Portada de Amnesty (I), Crystal Castles, 2016. |
¿Qué
queda del punk en 2016? ¿Qué queda
del rock? ¿Qué sentido tiene la
rebeldía en un mundo masivo donde todo, absolutamente todo, es tan
revolucionario como banal y anodino? Donde todo el mundo puede decir cualquier
cosa, pues las palabras no sirven para nada; donde, con mover la ruedecilla del
ratón, puedes pasar de ver la fotografía de una magdalena de colorines a la de
un niño calcinado que ya no tiene fuerzas ni para llorar; puedes darle like a la magdalena, o al niño, o a las dos cosas, qué coño, y
salir a la puta calle a comprarte un smöoy,
quejarte (siempre en facebook, o en twitter, claro) de qué mal está el mundo,
que las elecciones son en navidad, joder, qué putada, y a cazar pokémon, que es
lo que está de moda, a follarse a una entre cinco, joder, qué envidia, qué
pasada, qué puta pasada.

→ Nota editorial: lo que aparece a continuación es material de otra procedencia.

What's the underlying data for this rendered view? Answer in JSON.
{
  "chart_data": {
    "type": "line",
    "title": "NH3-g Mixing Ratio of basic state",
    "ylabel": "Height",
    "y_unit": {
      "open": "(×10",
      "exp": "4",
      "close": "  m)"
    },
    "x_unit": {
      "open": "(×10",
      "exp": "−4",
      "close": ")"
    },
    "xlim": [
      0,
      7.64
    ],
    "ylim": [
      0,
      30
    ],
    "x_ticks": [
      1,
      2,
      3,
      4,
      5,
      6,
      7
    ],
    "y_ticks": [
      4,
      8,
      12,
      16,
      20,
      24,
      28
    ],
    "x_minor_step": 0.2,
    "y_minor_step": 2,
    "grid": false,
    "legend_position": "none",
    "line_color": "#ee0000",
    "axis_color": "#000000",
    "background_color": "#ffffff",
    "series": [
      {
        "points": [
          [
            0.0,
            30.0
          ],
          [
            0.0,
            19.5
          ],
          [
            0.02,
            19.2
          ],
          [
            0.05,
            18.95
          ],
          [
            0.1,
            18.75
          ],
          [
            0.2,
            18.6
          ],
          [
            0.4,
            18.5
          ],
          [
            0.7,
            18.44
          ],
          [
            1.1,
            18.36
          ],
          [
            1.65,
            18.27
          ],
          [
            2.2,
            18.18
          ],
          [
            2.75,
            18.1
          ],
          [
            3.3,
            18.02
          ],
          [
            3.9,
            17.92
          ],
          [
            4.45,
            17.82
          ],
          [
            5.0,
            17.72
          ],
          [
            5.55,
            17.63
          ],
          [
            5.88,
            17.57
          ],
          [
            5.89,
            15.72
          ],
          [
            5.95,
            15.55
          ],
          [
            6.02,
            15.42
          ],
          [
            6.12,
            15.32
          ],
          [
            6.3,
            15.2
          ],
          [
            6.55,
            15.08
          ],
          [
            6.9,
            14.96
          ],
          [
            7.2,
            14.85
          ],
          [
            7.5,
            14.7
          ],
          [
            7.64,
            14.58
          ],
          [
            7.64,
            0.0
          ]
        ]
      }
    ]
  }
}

Yo no he vivido el punk,
yo nací en los noventa, y en el mundo en que he crecido no hay cabida para el punk, no hay gritos lo suficientemente
fuertes como para ser escuchados, ni siquiera hay interés en oírlos, ese
no-futuro que predicaban los Sex Pistols ya ha llegado, ¿y ahora qué? ¿Qué
podemos conseguir con las palabras? ¿Un millón de likes? ¿Un millón de likes
para cambiar el mundo?
Su
música es algo a medio camino entre ese punk
que ya no existe y la rave putrefacta
de los noventa, sonidos estridentes y machacones como los que producía The
prodigy, voces distorsionadas cuyos gritos se pierden en la amalgama digital, que
cantan sobre la guerra, sobre la violencia doméstica, sobre el exceso de
información, sobre un montón de cosas que apenas se distinguen entre todo ese
ruido, porque en realidad no importan, porque nadie va a hacer nada para
cambiarlas, porque cuando el mundo arda nosotros estaremos bailando frente a
una cara bonita (antes la de Alice, ahora la de Edith) y unos beats molones. Lo que hacen los Crystal
Castles con su música es manifestar el apocalipsis digital en el que vivimos,
la deshumanización capitalista de la que, paradójicamente, ellos mismos forman
parte. Son conscientes de todo ello y siguen adelante, haciendo música y
cediendo los beneficios de las ventas a Amnistía Internacional. Saben lo que
hacen, y en mi humilde opinión, lo hacen de maravilla, han sabido construirse
su castillo de cristal, una maquinaria monstruosa y admirable al mismo tiempo,
con todos sus engranajes visibles y chirriantes pero en perfecto
funcionamiento.
Amnesty
(I) se
inicia con un sample del estribillo de Smells like teen spirit de Nirvana, interpretado por un coro
infantil y reproducido al reverso, acompañado por una fuerte producción
electrónica, de tal forma que al final de Nirvana queda poco en esta canción
que lleva por título Femen.
Es un tema emotivo, grandilocuente, que parece invitar a la revuelta, a la
lucha… Pero pronto se ve truncado por la segunda canción, mucho más
discotequera: Fleece. El
sonido general del disco no se diferencia demasiado del tono que ya quedó
marcado en Crystal Castles
(III), temas que van desde lo más etéreo (Char, Their kindness is charade),
hasta los más ruidosos (Enth), pasando por toda una escala de grises en
la que destacaría el tema Sadist.
Una primera escucha del disco puede ser muy agobiante, sobre todo
para un oído que no esté acostumbrado a este tipo de sonido tan ruidoso, pero
vale la pena hacer el esfuerzo de escuchar el ruido, buscar los matices,
entender el fenómeno, ver a Edith cantando a su puta bola entre el público de
un concierto que no es el suyo, que no le hace el más mínimo caso, como esas
capas y capas de ruido atronador que intentan acallarla sin lograrlo del todo.